A SQL-on-Hadoop Engine that Harnesses the Power of Full Indexing, a Columnar Structure and Intelligent Caching to Achieve Interactive BI Speed on Big Data.
Jethro is a SQL-on-Hadoop engine that accelerates your BI Tool visualizations, such as Tableau, Qlik or Microstrategy, by taking a unique approach to accessing big data on Hadoop. Jethro’s SQL-on-Hadoop engine acts as an acceleration layer and is unobtrusively sandwiched between Hadoop and a BI Tool.
The Fastest SQL-on-Hadoop Engine for BI. Jethro accelerates BI visualizations connected to multi-billion-row tables to perform at interactive speeds.
Fastest SQL-on-Hadoop
EASY TO GET STARTED ON HADOOP
Just install Jethro on one or few dedicated servers, point it to your Hadoop cluster, load some data and start querying. When working with Hadoop, Jethro is safe and easy to implement as it only connects remotely as an HDFS client, without installing new services or running resource-intensive computations inside the cluster (MapReduce, Spark or others). Download Jethro.

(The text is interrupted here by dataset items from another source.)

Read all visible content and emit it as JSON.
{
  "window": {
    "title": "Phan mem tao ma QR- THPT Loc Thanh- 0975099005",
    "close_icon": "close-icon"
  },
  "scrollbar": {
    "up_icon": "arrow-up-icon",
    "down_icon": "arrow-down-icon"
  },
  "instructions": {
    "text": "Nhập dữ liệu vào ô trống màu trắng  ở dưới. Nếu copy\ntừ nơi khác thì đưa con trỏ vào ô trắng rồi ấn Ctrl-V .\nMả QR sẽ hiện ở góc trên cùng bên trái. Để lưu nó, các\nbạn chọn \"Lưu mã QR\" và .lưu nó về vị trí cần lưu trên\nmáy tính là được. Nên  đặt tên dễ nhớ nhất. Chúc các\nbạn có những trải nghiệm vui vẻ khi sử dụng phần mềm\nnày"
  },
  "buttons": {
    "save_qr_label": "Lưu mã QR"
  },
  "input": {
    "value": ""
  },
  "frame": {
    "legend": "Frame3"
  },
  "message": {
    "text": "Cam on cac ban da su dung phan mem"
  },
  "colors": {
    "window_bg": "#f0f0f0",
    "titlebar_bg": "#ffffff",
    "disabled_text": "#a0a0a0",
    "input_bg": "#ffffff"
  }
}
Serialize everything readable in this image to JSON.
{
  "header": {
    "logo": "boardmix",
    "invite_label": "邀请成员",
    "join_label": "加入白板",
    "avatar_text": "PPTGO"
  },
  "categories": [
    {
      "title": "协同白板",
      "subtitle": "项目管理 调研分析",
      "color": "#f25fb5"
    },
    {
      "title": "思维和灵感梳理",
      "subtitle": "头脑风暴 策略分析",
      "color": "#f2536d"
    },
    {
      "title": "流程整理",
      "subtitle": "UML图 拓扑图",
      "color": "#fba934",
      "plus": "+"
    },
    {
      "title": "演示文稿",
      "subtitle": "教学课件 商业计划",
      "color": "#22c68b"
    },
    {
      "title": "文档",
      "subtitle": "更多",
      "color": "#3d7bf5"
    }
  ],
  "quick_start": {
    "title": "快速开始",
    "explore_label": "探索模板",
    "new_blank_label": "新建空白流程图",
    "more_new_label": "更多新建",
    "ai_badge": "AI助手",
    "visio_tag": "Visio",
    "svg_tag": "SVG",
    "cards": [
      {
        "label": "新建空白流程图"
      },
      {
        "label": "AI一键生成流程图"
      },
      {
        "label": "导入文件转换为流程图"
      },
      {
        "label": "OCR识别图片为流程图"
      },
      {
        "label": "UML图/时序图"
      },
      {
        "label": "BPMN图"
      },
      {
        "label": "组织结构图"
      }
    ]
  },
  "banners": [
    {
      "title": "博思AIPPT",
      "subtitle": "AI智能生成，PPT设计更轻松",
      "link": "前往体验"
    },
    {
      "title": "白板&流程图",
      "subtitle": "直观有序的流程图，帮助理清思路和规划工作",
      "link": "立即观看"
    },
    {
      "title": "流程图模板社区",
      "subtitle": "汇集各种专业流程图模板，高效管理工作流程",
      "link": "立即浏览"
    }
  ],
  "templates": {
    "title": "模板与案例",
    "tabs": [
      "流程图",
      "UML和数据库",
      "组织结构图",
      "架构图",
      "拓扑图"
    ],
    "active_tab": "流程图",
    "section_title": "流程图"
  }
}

PERFORMANCE FROM A UNIQUE INDEXING TECHNOLOGY
The key to Jethro’s superior performance on Hadoop is its unique indexing technology. Jethro’s indexes are sorted, multi-hierarchy, compressed bitmaps. They are created automatically for every column, and are written in an efficient, append-only fashion – avoiding expensive random writes and locking. Queries use indexes to read only the data they need, instead of performing full scans, leading to faster response times.
SCALABILITY AND HIGH-AVAILABILITY
Jethro’s nodes are stateless and highly elastic, allowing easy scale-out to meet concurrency requirements. Jethro’s index and column files are stored as standard files on HDFS or Amazon S3 and benefit from their native scalability and high availability.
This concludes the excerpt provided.